● Amusante discussie
Met de verwijzing naar de Rotterdamse taalkundige Arie de Jager (1806-1877), vooral beroemd vanwege zijn Woordenboek der frequentatieven in het Nederlandsch (1875), rakelde Kramers de amusantste discussie op die ooit in Nederland is gevoerd over het opnemen in woordenboeken van vieze woorden en uitdrukkingen. Deze discussie werd in gang gezet door het verschijnen van de eerste afleveringen van het Spreekwoordenboek der Nederlandsche taal van Pieter Jacob Harrebomée, een naslagwerk dat maar liefst ruim 42.500 spreekwoorden bevat en dat verscheen tussen 1858 en 1870 in drie delen (onlangs fotomechanisch herdrukt).
Volgens recensent dr.
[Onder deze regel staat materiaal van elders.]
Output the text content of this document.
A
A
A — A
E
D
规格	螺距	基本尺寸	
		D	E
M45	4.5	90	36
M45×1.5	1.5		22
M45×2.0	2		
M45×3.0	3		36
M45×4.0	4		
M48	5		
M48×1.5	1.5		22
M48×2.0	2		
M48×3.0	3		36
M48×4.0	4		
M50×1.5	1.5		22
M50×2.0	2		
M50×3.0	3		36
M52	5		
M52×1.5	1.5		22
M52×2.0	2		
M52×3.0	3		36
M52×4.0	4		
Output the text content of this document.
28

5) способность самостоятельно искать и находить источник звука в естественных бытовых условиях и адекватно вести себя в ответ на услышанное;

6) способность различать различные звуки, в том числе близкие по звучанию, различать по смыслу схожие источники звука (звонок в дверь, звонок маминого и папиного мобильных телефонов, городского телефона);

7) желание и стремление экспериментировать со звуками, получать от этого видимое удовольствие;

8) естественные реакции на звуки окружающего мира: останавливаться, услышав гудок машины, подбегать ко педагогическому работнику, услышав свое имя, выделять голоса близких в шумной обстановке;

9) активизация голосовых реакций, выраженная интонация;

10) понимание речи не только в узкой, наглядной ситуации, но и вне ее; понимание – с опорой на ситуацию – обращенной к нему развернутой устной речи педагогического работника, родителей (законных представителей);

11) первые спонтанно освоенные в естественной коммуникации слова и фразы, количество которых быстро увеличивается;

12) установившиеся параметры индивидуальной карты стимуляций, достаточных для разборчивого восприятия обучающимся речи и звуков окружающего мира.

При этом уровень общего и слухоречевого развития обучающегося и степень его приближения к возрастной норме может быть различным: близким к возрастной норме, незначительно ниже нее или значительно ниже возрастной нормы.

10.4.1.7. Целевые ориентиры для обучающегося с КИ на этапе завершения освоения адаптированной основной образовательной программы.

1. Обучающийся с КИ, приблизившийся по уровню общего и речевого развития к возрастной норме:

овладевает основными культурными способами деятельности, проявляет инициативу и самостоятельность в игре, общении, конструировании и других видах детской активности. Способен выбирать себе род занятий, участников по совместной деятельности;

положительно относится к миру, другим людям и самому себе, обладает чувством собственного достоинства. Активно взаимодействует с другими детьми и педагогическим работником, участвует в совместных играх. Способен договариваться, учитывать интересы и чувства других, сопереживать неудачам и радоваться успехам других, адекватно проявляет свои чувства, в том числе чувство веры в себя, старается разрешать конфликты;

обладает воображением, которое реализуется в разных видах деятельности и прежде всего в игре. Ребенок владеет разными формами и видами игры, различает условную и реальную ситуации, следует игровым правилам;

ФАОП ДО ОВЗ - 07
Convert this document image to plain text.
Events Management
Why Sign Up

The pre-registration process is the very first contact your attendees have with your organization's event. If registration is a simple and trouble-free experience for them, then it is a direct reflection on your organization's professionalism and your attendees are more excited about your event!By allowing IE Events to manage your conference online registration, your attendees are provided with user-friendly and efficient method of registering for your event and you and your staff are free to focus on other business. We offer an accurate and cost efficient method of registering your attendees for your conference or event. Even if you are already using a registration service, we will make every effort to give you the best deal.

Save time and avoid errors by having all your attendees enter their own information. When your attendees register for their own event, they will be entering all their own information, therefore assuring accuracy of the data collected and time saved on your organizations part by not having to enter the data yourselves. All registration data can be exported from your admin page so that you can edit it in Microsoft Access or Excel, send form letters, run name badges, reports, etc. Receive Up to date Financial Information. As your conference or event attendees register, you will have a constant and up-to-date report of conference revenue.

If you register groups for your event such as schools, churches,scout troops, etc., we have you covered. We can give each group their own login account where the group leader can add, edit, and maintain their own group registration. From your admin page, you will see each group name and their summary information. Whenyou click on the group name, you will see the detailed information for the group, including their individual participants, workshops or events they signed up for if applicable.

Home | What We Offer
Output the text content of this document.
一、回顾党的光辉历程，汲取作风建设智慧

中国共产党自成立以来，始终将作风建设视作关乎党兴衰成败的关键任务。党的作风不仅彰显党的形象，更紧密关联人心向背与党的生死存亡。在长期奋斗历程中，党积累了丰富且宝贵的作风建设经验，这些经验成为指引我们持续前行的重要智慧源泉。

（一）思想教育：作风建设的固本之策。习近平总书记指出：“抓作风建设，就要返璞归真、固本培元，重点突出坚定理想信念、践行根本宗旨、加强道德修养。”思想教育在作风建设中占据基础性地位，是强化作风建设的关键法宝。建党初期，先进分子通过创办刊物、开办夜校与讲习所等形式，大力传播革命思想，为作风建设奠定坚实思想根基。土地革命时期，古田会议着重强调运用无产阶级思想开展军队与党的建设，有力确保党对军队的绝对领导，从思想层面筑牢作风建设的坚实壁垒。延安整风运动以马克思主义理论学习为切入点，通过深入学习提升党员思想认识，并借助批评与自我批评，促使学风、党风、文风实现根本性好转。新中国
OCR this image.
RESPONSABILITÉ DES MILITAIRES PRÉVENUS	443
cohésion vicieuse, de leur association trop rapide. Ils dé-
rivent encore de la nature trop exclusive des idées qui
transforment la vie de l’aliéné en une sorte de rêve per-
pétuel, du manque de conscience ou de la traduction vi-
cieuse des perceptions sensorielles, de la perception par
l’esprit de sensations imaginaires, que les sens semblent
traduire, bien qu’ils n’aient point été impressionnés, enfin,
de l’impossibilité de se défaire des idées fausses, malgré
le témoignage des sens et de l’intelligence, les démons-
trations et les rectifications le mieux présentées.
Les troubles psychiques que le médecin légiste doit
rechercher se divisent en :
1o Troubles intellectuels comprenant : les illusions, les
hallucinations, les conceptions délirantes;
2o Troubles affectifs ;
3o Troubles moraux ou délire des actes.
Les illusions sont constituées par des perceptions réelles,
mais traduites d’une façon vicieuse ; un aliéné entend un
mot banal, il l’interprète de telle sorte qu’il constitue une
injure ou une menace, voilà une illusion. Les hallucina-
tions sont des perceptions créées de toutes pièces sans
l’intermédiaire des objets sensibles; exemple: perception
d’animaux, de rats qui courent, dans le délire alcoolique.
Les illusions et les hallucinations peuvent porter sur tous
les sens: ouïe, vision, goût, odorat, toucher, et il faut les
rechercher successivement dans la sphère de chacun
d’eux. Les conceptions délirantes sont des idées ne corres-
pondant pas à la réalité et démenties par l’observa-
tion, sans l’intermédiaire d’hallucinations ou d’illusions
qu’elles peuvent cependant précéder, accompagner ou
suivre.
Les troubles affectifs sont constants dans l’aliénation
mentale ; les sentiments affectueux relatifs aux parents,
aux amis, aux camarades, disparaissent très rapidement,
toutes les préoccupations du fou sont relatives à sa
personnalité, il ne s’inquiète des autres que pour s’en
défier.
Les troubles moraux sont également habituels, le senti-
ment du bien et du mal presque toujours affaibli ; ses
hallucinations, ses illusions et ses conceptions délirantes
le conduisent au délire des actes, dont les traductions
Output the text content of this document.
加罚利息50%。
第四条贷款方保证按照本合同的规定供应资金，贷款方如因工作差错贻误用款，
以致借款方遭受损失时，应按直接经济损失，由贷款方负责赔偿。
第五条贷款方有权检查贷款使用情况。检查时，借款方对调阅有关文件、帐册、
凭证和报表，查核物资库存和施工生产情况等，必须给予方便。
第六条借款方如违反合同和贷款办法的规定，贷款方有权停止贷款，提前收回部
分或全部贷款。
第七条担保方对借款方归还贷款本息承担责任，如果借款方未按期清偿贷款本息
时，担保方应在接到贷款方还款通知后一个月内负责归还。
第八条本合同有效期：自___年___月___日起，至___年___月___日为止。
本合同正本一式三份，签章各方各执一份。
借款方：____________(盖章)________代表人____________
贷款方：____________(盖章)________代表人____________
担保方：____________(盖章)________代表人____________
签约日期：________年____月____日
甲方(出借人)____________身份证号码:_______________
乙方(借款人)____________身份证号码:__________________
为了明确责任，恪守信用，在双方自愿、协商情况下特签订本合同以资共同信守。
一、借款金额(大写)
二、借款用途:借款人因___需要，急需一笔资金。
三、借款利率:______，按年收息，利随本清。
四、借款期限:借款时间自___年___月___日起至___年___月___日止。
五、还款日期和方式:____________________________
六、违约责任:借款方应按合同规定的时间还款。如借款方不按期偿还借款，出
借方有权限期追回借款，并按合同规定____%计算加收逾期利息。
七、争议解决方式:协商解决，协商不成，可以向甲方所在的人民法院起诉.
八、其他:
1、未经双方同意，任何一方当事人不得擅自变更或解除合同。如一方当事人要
Hendrik Jan van Nassau (1791-1873), indertijd rector van het gymnasium te Assen, kreeg de gebruiker van het spreekwoordenboek een menigte ‘verregaande onkiesche, vuile en lage uitdrukkingen’ opgedrongen, een ‘vuilnishoop van gore geestigheden’, zoals: ‘Hij vliegt als een geladen aars naar het kakhuis’, ‘Tusschen de beenen zit het lekkerste vleesch’ en ‘Daar is groote liefde in het gasthuis, als de bedelaars malkander met luizen werpen’.
Harrebomée kreeg bijval van verschillende geleerden, waaronder Abraham Jakob van der Aa (1792-1857), samensteller van onder andere het dertiendelige Aardrijkskundig woordenboek der Nederlanden. ‘...Bij het in de recensie aangehaalde Tusschen de beenen zit het lekkerste vleesch zou ik haast uitroepen’, schreef de 64-jarige Van der Aa, ‘Honny soit qui mal y pense! Ik toch kan u op mijn woord verklaren, dat ik het honderdmalen gebruikt heb, zonder er iets kwaads bij te denken, en alleen door de plaats, die het nu door dr. Nassau gegeven is, ontdekt heb, dat er een dubbelzinnigheid in ligt.’
Harrebomée zelf was ‘zwaar op z'n pik getrapt’ een zegswijze die overigens niet in zijn woordenboek is opgenomen, hoewel het lemma pik niet ontbreekt. Hij had juist zeer veel aanstootgevende spreekwoorden weggelaten. ‘Wat werkelijk onkiesch is’, schreef hij, ‘verdient nergens voor te komen en dus ook niet in een Spreekwoordenboek.’ De Gorkumse hoofdonderwijzer zag geen kwaad in spreekwoorden als ‘Hij scheidt eraf als een boer van zijne stront’, ‘Hij is zo geil als een bok’ of ‘Het is geene vrouw: zij heeft aars noch borsten’, zo blijkt bij het doorbladeren van zijn woordenboek, maar van woorden als kakken, schijten, plassen en zelfs wateren geeft hij alleen de beginletters gevolgd door puntjes (bijvoorbeeld ‘de vinger leert het achterste sch.....’).